Addicted to ignorance on drug abuse

Let common sense prevail when – at last – the  Commons opens itself up to a debate on drugs

Few areas of public policy are as badly served by our political classes as that governing drug use. There is very little incentive for any politician even to suggest a rational approach to the problem. If the press doesn’t finish off your career, then your political opponents, usually hypocritically, will use the supposedly maverick suggestion as a golden opportunity to smear and discredit you. If you happen to be a progressive sort, you will be dubbed “high on tax and soft on drugs” or the like, quite often by people who are even on the left themselves – people who should know better and who, in reality, but very privately, most likely share the same outlook.

Caroline Lucas, the Green Party MP for Brighton Pavilion, and a few other brave parliamentarians are therefore to be congratulated on today securing the first Commons debate in decades about drugs. It will be interesting, and heartening, to see how many of our elected representatives are prepared to speak up on behalf of constituents who have been so wilfully misled about the war on drugs.

It is no great surprise that Theresa May’s Home Office has taken its time to publish the latest evidence on this “war”. Mrs May is too careful a politician to allow herself to be rushed over such a radioactive topic. So far as can be gleaned from a report that appears to have been suppressed, it suggests that there is no strong causal link between drugs consumption and the penalties for getting caught possessing, trading or using them. Well, we knew that. Like much of this kind of research, it accords with common sense and everyday experience.

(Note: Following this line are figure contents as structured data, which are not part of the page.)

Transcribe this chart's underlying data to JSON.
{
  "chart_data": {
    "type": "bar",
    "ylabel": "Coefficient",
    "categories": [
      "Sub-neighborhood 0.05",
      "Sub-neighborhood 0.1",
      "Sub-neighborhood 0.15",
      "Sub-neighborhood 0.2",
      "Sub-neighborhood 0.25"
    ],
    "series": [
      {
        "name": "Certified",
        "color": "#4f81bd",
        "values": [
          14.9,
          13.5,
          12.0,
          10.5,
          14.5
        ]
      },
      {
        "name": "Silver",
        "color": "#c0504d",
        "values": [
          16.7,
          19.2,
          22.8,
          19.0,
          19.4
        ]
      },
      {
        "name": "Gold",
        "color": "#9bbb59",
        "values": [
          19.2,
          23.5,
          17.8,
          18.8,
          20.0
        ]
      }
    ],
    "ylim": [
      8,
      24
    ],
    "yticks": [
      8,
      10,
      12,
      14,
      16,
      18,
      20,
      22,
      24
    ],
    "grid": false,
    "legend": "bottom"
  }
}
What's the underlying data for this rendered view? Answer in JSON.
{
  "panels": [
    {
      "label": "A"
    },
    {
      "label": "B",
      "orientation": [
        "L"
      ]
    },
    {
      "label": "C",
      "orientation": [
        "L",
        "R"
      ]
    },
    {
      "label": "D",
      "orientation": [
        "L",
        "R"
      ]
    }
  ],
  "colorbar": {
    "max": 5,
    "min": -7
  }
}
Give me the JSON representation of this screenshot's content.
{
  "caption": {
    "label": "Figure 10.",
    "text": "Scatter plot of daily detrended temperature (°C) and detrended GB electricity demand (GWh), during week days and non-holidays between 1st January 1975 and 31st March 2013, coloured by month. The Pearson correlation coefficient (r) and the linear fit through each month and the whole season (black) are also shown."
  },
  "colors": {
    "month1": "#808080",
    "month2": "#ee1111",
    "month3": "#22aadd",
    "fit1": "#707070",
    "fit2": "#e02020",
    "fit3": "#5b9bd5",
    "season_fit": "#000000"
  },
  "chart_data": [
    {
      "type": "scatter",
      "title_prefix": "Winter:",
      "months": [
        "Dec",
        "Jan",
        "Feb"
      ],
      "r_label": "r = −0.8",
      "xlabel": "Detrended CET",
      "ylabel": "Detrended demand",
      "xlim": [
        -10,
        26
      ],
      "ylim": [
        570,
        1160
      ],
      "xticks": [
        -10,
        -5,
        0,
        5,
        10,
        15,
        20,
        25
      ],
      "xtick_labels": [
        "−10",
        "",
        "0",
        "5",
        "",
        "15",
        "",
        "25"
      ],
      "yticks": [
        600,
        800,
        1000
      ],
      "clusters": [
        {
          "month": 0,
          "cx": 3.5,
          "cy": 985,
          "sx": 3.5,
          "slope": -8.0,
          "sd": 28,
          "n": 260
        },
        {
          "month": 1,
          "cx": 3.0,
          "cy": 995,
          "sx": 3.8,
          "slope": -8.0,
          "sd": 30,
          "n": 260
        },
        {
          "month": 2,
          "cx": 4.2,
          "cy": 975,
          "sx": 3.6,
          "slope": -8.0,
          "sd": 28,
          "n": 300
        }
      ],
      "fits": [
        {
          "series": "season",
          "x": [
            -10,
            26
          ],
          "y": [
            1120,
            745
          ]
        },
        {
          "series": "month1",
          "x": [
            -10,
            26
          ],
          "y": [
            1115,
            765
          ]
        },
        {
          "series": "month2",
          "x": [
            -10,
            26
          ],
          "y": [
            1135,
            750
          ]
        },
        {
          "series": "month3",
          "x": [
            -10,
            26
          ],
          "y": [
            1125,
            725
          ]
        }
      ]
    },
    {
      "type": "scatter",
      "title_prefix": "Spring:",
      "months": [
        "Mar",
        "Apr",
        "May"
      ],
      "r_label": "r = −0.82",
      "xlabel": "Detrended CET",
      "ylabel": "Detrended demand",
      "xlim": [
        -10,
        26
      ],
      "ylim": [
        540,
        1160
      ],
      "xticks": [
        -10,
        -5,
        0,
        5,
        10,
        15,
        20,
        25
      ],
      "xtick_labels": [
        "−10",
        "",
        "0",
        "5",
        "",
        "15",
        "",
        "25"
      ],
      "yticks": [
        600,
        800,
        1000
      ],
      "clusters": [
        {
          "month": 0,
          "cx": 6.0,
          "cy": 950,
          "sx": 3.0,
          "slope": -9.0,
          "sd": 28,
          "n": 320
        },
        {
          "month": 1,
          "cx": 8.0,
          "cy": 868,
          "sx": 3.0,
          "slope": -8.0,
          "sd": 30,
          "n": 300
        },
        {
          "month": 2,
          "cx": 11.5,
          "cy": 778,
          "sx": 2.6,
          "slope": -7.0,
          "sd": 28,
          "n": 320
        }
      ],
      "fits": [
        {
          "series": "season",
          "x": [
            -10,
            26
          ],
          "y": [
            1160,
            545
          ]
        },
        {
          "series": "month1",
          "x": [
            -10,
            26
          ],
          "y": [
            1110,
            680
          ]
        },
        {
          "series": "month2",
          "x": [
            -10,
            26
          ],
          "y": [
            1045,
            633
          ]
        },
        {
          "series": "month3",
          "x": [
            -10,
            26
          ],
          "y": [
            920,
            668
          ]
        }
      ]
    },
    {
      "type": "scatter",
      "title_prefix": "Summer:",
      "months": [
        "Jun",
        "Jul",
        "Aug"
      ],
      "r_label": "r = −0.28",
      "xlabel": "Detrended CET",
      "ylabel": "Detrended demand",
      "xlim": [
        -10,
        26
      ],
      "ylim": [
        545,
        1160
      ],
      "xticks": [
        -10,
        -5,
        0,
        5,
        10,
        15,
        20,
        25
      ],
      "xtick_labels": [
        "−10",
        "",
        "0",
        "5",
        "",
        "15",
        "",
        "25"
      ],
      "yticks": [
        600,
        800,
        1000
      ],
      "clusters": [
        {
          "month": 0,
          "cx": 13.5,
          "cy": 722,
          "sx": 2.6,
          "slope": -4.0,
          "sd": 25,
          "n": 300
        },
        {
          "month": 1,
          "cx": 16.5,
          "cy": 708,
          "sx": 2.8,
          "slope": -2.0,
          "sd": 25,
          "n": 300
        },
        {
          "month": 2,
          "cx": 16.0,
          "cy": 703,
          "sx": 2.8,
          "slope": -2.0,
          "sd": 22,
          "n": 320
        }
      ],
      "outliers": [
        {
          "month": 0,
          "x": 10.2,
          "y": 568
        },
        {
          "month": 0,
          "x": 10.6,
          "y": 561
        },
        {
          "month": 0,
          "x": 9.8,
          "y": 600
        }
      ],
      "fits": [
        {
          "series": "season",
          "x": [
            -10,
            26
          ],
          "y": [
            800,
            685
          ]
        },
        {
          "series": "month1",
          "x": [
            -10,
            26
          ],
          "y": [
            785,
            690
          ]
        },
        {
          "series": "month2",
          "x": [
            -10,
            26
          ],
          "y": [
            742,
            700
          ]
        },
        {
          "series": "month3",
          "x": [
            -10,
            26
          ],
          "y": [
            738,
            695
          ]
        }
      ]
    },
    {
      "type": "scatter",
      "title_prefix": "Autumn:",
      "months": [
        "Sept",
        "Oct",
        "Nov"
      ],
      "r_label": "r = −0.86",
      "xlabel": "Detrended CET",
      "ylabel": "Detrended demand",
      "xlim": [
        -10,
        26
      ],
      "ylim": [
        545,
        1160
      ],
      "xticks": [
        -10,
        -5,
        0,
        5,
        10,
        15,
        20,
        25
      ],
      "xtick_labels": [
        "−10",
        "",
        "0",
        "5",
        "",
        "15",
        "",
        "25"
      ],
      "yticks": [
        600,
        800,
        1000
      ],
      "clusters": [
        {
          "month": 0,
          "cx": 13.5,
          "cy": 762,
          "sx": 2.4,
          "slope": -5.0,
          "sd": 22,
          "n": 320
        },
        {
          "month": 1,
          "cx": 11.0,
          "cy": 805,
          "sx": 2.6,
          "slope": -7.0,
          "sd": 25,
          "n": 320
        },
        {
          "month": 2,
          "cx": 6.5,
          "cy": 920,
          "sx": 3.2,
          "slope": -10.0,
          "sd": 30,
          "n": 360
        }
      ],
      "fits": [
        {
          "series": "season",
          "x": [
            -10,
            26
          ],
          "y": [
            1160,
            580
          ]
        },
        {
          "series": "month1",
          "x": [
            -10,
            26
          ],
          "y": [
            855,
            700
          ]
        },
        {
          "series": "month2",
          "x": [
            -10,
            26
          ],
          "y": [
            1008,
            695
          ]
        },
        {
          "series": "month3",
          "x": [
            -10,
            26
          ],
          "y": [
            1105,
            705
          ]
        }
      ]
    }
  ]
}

We all know, most likely from direct personal experience, that the chances of being convicted of a drug offence are fairly slim, and so the scale of the punishment is correspondingly irrelevant. The chances of being apprehended, are, in turn, slim to nil. These substances, it hardly needs to be repeated, are lucrative to smuggle and addictive to their consumers, so it is no great surprise that the trade in them will be fairly resistant to the usual strictures of law and order. The profitability of the drugs trade is directly the result of its illicit nature. If it were liberalised the usual forces of competition would apply, and the drugs themselves could be more safely controlled and regulated to prevent adulteration and variations in strength, the causes of many an overdose. Like alcohol and tobacco, they would remain dangerous and addictive, but like those drugs, those that are presently illegal, or at least some of them, would be controlled sensibly.

The addictive nature of drugs – an obvious point – is also the reason why harsh criminal penalties are ineffective. When a user craves a fix and their addled mind becomes distorted by the very drug they seek, the reasoning that would usually make a severe sanction effective as a deterrent becomes distorted.

Which brings us to the most important failing of the many we have suffered over drugs: the failure to see drug use for what it is – a health issue rather than a criminal one. Addicts are as varied as non-addicts, and each needs their own treatment tailored to them to help them beat their habit or at least manage it. They do not need to be hit with a criminal record and a jail sentence, neither of which are recognised medical solutions. Again, as is a matter of common knowledge, a prison, with its thriving trade in illegal substances, is really the last place an addict should be sent. One day such obvious truths will be acknowledged. Until then, there will be more suppression of the hard truths about hard drugs.